The country's largest lender SBI Lender SBI has increased its home loan rates that are linked to repo rate by up to 30 basis points amid market indications of increased credit risk.
The country's largest lender SBI

New Delhi, Jun 16 (PTI)
 Worried about the stability of financial sector following outbreak of coronavirus, many Indian companies are shifting their accounts to larger and more stable banks, said a report.

The outbreak of COVID-19 has created unprecedented crisis around the globe impacting hard the economy as well as the financial sector.

For an Indian banking system already in turmoil before the outbreak of the global pandemic, the COVID-19 crisis represents an especially stern test. In response to the perceived threat, India’s companies are “fleeing to the safety” of the country’s largest banks, aid the report of New Greenwich Associates released by rating agency Crisil.

“Even before COVID-19, Indian companies were worried about the stability of some banks and their own access to funding and liquidity, says Gaurav Arora, Head of Asia at Greenwich Associates.

“Now faced with an unprecedented economic shutdown, many large and middle market companies are joining consumers in moving business to India’s biggest and presumably safest banks,” Arora said.

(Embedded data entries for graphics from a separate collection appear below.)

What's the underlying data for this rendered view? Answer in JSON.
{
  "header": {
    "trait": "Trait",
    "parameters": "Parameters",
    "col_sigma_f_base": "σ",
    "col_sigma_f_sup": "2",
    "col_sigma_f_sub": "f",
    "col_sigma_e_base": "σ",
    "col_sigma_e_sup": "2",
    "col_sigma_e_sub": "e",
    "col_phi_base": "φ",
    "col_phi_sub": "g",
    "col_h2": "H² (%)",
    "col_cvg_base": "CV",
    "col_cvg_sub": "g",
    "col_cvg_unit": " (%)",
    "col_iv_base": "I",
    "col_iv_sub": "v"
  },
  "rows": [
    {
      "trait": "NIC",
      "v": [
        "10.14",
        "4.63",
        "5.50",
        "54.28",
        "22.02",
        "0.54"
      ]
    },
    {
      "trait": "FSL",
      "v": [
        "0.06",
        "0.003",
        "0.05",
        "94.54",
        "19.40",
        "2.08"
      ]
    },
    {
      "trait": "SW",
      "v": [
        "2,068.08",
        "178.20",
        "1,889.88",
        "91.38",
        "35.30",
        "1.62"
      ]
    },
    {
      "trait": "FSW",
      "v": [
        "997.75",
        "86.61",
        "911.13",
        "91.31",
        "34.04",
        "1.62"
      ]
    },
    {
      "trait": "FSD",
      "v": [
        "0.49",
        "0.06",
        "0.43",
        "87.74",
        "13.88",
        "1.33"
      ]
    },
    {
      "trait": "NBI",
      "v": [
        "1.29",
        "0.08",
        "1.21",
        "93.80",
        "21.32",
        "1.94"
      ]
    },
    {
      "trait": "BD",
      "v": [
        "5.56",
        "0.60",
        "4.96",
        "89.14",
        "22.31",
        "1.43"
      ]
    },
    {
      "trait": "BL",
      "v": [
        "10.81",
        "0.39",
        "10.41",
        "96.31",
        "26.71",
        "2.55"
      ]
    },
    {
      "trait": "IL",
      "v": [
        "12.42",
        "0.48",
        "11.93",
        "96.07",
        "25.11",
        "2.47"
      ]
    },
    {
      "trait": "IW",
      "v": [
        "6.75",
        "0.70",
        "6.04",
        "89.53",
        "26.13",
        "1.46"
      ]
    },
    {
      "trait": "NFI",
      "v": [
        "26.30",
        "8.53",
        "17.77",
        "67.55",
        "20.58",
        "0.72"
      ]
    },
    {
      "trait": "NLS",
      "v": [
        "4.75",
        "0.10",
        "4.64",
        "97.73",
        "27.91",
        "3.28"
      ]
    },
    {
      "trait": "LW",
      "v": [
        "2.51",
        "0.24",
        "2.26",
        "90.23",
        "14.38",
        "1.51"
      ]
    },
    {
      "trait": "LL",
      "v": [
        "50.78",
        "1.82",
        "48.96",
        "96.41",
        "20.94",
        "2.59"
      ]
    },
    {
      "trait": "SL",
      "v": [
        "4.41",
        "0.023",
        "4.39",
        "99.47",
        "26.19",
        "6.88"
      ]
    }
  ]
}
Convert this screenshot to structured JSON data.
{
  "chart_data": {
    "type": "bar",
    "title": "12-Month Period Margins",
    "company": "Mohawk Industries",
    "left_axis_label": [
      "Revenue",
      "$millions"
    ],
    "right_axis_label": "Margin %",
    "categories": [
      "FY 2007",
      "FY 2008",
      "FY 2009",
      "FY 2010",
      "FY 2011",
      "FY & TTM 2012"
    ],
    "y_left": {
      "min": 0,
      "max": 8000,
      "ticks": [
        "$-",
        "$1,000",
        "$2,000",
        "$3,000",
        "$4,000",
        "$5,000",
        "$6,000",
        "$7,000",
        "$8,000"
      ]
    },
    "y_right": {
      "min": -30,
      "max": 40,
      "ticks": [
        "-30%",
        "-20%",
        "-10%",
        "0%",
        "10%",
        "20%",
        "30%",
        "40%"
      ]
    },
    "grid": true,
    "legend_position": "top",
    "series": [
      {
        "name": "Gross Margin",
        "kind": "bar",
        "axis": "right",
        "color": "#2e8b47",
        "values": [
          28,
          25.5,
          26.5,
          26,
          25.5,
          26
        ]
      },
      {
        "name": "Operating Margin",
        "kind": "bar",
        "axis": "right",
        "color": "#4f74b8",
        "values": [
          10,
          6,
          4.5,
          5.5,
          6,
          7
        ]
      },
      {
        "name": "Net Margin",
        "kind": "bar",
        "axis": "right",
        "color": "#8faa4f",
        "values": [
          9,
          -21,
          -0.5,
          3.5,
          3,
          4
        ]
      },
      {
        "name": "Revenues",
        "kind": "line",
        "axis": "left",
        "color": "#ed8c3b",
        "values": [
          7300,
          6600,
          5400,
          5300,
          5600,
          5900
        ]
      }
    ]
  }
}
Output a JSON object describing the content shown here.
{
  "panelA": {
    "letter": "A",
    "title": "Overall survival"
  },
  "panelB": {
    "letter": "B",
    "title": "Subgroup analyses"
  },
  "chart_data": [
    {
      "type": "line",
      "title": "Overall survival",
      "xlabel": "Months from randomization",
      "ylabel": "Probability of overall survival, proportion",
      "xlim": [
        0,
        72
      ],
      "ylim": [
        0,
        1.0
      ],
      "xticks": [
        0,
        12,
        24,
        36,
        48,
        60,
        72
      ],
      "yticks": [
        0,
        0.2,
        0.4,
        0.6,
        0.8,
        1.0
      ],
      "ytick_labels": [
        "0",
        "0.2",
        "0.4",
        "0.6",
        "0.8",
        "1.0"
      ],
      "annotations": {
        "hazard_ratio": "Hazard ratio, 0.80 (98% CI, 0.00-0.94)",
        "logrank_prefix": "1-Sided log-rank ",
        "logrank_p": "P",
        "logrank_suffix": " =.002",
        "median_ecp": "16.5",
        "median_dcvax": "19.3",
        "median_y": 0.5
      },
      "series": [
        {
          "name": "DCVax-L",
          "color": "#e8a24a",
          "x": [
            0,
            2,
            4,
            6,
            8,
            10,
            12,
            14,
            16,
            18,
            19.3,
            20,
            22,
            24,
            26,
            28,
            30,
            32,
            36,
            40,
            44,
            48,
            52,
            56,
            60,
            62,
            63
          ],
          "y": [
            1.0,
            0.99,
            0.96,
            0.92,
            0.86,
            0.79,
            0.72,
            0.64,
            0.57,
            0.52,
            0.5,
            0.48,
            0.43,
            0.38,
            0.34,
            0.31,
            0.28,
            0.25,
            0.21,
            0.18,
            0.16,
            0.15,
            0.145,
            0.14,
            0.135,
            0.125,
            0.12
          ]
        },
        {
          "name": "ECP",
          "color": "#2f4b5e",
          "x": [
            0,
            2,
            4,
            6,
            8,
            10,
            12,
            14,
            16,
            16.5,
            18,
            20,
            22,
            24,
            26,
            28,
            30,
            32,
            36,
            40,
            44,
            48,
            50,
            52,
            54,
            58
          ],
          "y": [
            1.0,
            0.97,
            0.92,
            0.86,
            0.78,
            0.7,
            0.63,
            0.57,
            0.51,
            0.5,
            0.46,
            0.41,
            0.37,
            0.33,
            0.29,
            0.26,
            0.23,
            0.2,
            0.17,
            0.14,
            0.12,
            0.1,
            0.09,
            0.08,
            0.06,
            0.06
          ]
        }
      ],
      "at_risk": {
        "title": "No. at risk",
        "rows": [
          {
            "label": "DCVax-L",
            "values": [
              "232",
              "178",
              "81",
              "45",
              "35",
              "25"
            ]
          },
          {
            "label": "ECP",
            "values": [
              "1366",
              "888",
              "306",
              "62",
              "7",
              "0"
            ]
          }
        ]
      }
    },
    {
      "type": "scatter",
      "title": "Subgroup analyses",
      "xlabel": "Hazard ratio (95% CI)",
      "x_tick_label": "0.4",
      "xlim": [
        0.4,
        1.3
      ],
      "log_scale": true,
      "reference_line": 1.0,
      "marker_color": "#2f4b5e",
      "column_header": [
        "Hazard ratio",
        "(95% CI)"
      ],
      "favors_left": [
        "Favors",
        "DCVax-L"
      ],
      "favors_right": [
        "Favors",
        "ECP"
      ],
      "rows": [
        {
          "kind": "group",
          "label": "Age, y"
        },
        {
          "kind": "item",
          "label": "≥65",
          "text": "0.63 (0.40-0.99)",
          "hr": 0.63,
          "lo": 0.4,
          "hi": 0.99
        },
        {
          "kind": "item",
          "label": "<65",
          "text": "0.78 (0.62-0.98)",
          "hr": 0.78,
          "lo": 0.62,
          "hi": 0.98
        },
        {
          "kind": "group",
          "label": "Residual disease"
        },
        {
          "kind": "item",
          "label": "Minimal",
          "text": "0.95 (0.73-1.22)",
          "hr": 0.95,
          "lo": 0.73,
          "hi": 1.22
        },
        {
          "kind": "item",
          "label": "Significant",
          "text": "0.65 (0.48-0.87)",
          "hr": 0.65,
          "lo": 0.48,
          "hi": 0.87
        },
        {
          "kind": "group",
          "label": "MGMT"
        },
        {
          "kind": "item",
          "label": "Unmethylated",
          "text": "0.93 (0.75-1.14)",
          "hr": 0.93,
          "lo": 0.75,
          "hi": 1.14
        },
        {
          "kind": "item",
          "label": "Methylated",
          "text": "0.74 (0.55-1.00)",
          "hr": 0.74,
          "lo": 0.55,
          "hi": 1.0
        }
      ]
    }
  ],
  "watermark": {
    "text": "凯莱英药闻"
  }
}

Greenwich Associates, part of Crisil Limited (an S&P Global Company), is a global provider of data, analytics and insights to the financial services industry.

The report further said that at the top of the list of India’s biggest and presumably most stable bank is State Bank of India (SBI), which was benefiting from companies’ worries about the stability of other public- and private-sector banks before the COVID-19 crisis.

SBI’s lower cost of funding gives it a distinctive advantage, and Greenwich Associates data show that the bank has been steadily improving in service and relationship quality.

“That improvement makes it an increasingly viable alternative for companies dissatisfied with the service or credit policies of their current banks during the crisis,” says Winston Jin, Greenwich Associates consultant and report co-author.

As per the report, even before the COVID-19 crisis, India’s biggest private sector banks were winning business from their smaller private-sector counterparts, due to fallout from the Yes Bank restructuring.

Importantly, the spike in demand for digital banking solutions caused by the COVID-19 lockdown plays to the strength of these banks and could actually create opportunities to capture new relationships, as long as their balance sheets remain relatively strong and they are able to continue lending to hard-pressed companies, it said.